Vers une nouvelle couture

« Je veux aider à développer et à valoriser la couture en Haïti et participer à la formation d’une nouvelle génération de confectionneurs de vêtements dans le pays », soutient le jeune âgé de 29 ans. Il déplore le fait que la population haïtienne s’habille surtout de fripes et de vêtements importés négligeant les productions locales.

David Léandre est un dur travailleur qui ne cesse de se perfectionner. Formé initialement en couture simple, le jeune homme s’investit à fond dans la recherche pour se donner une formation autodidacte en haute couture. Ce qui lui a permis de confectionner toutes sortes de styles de vêtements qu’hommes et femmes aimeraient porter. En effet, il a déjà habillé plusieurs promotions de gradués des écoles professionnelles et confectionne des vêtements pour des présentateurs et journalistes de la capitale.

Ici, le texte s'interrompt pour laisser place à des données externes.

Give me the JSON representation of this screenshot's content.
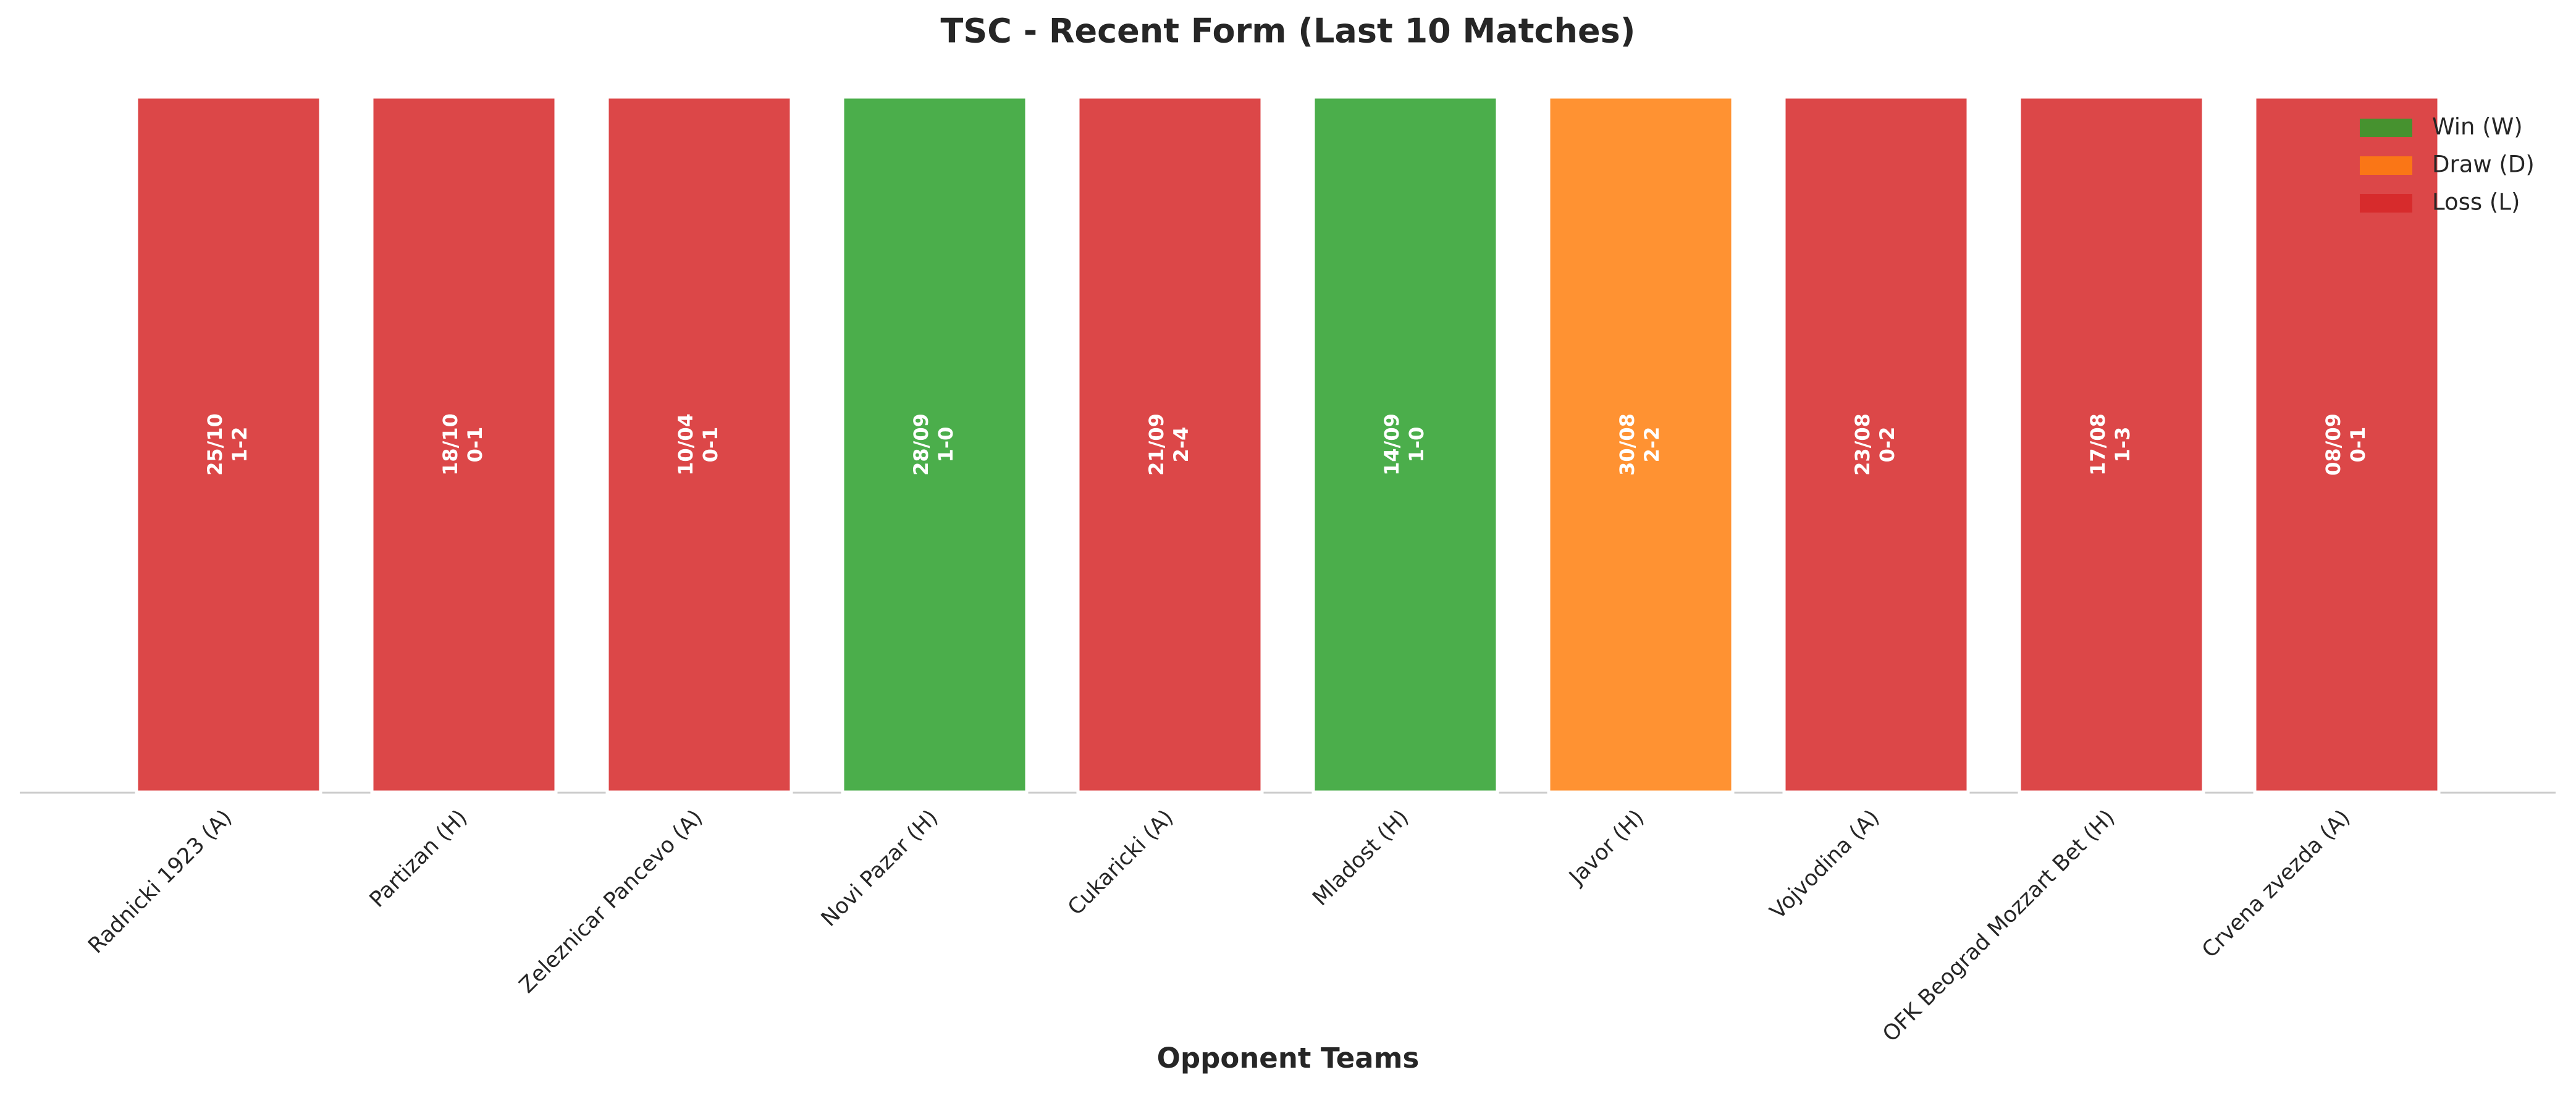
{
  "chart_data": {
    "type": "bar",
    "title": "TSC - Recent Form (Last 10 Matches)",
    "x_label": "Opponent Teams",
    "categories": [
      "Radnicki 1923 (A)",
      "Partizan (H)",
      "Zeleznicar Pancevo (A)",
      "Novi Pazar (H)",
      "Cukaricki (A)",
      "Mladost (H)",
      "Javor (H)",
      "Vojvodina (A)",
      "OFK Beograd Mozzart Bet (H)",
      "Crvena zvezda (A)"
    ],
    "values": [
      1,
      1,
      1,
      1,
      1,
      1,
      1,
      1,
      1,
      1
    ],
    "dates": [
      "25/10",
      "18/10",
      "10/04",
      "28/09",
      "21/09",
      "14/09",
      "30/08",
      "23/08",
      "17/08",
      "08/09"
    ],
    "scores": [
      "1-2",
      "0-1",
      "0-1",
      "1-0",
      "2-4",
      "1-0",
      "2-2",
      "0-2",
      "1-3",
      "0-1"
    ],
    "colors": [
      "#d62728",
      "#d62728",
      "#d62728",
      "#2ca02c",
      "#d62728",
      "#2ca02c",
      "#ff7f0e",
      "#d62728",
      "#d62728",
      "#d62728"
    ],
    "ylim": [
      0,
      1
    ],
    "legend": [
      {
        "name": "Win (W)",
        "color": "#2ca02c"
      },
      {
        "name": "Draw (D)",
        "color": "#ff7f0e"
      },
      {
        "name": "Loss (L)",
        "color": "#d62728"
      }
    ],
    "legend_position": "upper right"
  }
}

« Mes coups de ciseaux parlent de moi. Quand quelqu’un porte l’un de mes vêtements, c’est certain que d’autres personnes vont s’intéresser à moi », raconte David. C’est en ce sens qu’il a vu grandir sa clientèle qui s’étend aujourd’hui sur toute la zone métropolitaine.

Mais sa vision ne s’arrête pas là, car pour lui, la couture n’est pas seulement une activité pour gagner de l’argent. Sa plus grande motivation est d’arriver à créer une grande école pour former des confectionneurs capables de rénover la couture dans le pays. C’est pourquoi, malgré ses maigres moyens, de temps en temps, il partage son savoir-faire avec des jeunes de sa zone.

Vêtements de style local, africain ou indien, costumes ou smokings, robe de différents styles,  David le confectionneur offre toute une gamme de vêtements à sa clientèle. Sa plus grande motivation : que la couture haïtienne soit mieux valorisée. Condition sine qua non, selon lui, pour que les Haïtiens cessent de s’habiller de fripes.